En 1977, l’exposition collective A propos de Nice inaugurant le Centre Georges Pompidou est enfin une sorte de reconnaissance parisienne. Dans la préface du catalogue, Pontus Hulten écrivait : « L’art contemporain n’aurait pas eu la même histoire sans les activités et les rencontres qui eurent lieu dans la région niçoise ». Il confie la préparation de l’événement à Ben.
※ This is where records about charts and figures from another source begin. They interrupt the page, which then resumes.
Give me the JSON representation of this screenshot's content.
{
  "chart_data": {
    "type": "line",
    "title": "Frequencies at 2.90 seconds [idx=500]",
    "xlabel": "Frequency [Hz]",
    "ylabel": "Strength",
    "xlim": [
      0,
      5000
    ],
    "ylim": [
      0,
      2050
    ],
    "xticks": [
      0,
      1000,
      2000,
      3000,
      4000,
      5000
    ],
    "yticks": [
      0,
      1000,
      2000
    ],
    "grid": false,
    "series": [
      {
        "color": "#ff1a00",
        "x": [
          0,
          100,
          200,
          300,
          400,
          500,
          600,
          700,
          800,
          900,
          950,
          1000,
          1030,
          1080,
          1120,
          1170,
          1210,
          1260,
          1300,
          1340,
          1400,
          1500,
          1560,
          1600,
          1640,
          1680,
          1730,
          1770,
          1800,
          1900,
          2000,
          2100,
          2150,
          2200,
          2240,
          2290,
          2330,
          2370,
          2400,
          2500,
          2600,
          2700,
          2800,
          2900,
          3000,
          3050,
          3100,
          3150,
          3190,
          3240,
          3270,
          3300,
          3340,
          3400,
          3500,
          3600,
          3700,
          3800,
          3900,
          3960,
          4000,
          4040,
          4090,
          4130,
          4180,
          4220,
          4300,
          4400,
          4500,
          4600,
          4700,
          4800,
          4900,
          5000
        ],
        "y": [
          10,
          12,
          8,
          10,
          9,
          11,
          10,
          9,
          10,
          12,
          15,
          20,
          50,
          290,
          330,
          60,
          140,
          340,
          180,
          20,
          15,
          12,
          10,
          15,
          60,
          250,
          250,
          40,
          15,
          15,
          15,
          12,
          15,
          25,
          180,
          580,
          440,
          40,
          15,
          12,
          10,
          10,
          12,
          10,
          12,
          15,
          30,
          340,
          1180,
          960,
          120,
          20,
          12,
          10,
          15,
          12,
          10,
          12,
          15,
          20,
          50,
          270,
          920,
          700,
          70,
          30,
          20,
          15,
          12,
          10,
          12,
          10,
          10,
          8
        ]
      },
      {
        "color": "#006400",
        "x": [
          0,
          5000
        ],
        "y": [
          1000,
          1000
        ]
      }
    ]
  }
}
Sont réunies des œuvres de Marcel Alocco, Arman, Georges Brecht, Louis Cane, Louis Chacallis, Max Charvolen, Albert Chubac, Erik Dietman, Noël Dolla, Jean-Clause Fahri, Robert Filliou, Roland Flexner, Vivien Isnard, Yves Klein, Rotraut Mocquay-Klein, Serge Maccaferi, Robert Malaval, Jacques Martinez, Jean Mas, Martin Miguel, Serge III, Bernard Pagès, Patrick Saytour, André Valensi, Ben Vautier, Claude Vialat. On remarque que Nivèse n’était pas présente. Elle ne sera « admise » que plus tard. Même si d’autres noms s’ajouteront, cette liste servira de référence. Et les artistes niçois vont exposer de plus en plus dans les grands musées internationaux.

 Engagement des galeristes

Face au « désert » culturel qui persiste dans les années 1960-1970,  les membres de l’Ecole de Nice ont bénéficié du soutien de galeristes passionnés. Matarrasso les expose dans sa librairie, Ferrero dans son studio-galerie en 1970, et surtout d'Alexandre de la Salle qui réunit de nombreux artistes niçois, avec une exposition  collective à Vence en 1967. Il récidive 10 ans plus tard, dans sa galerie à Saint-Paul-de-Vence, avec Alocco, Arman, Ben, Chacallis, Chubac, Dolla, Fahri, Flexner, Gilli, Isnard, Klein, Malaval, Pinoncelli, Raysse, Venet, Verdet et Viallat. La plupart sont représentés dans une troisième exposition où Alexandre de la Salle joint Sosno, Serge III Oldenbourg. Pierre Restany écrira la préface de chaque catalogue des expositions commémoratives : en 1967,  École de Nice ?  (Point d’interrogation), en 1977,  École de Nice !  (Point d’exclamation) englobe les membres du groupe 70, en 1987,  École de Nice… (Points de suspension), ouvre sur la nouvelle génération, en 1997,  École de Nice. (Point final) avec 28 créateurs niçois. Mais ce point final ne fut pas symbolisé avec la même lisibilité que lorsque le Nouveau Réalisme fut dissout par son critique d’art et ses membres en 1970 à la Galerie Apollinaire de Milan.

Alexandre de la Salle a été de tout temps le fédérateur des membres de l’Ecole de Nice. Il fut le commissaire d’exposition de 1960-2010, Cinquante ans de l’Ecole de Nice, qui se déroula de juin à décembre 2010 au Musée Rétif à Vence. Tout en étant un panorama de l’Ecole de Nice, cette exposition se voulait de mettre un point final à son histoire.  Alexandre de la Salle revendiqua que «…tout ce qui naît doit mourir. C’est même indispensable. Car c’est au-delà d’un terme, d’une dissolution, que toute chose peut renaître à l’intemporel, à l’infini, pour dégager un sens ». L’Ecole de Nice fut donc « exécutée » par Pierre Pinoncelli, célèbre « happeninger » au Musée Rétif, en décembre 2010, à la fin de l’exposition. Cette dissolution, comme l’expliqua Alexandre de la Salle, n’étant que l’étape purement symbolique, nécessaire à l’entrée définitive de « L’École de Nice » dans l’Histoire.

L’Ecole de Nice et après…

Depuis le milieu des années 1980, le mouvement spécifiquement niçois semble s’être essoufflé. Effets de l’institutionnalisation ? Nécessité de bloquer médiatiquement et commercialement un label ? Impact des régressions idéologiques qui frappent l’Europe depuis 25 ans ? Ou, de façon plus optimiste, résultats de la décentralisation culturelle entreprise depuis 1982 avec prolifération des centres de création hors de Paris, ce qui fait que Nice n’est plus la seule référence face à la capitale. Néanmoins, les jeunes artistes continuent recherches et travaux,  et Nice demeure un vigoureux lieu de création.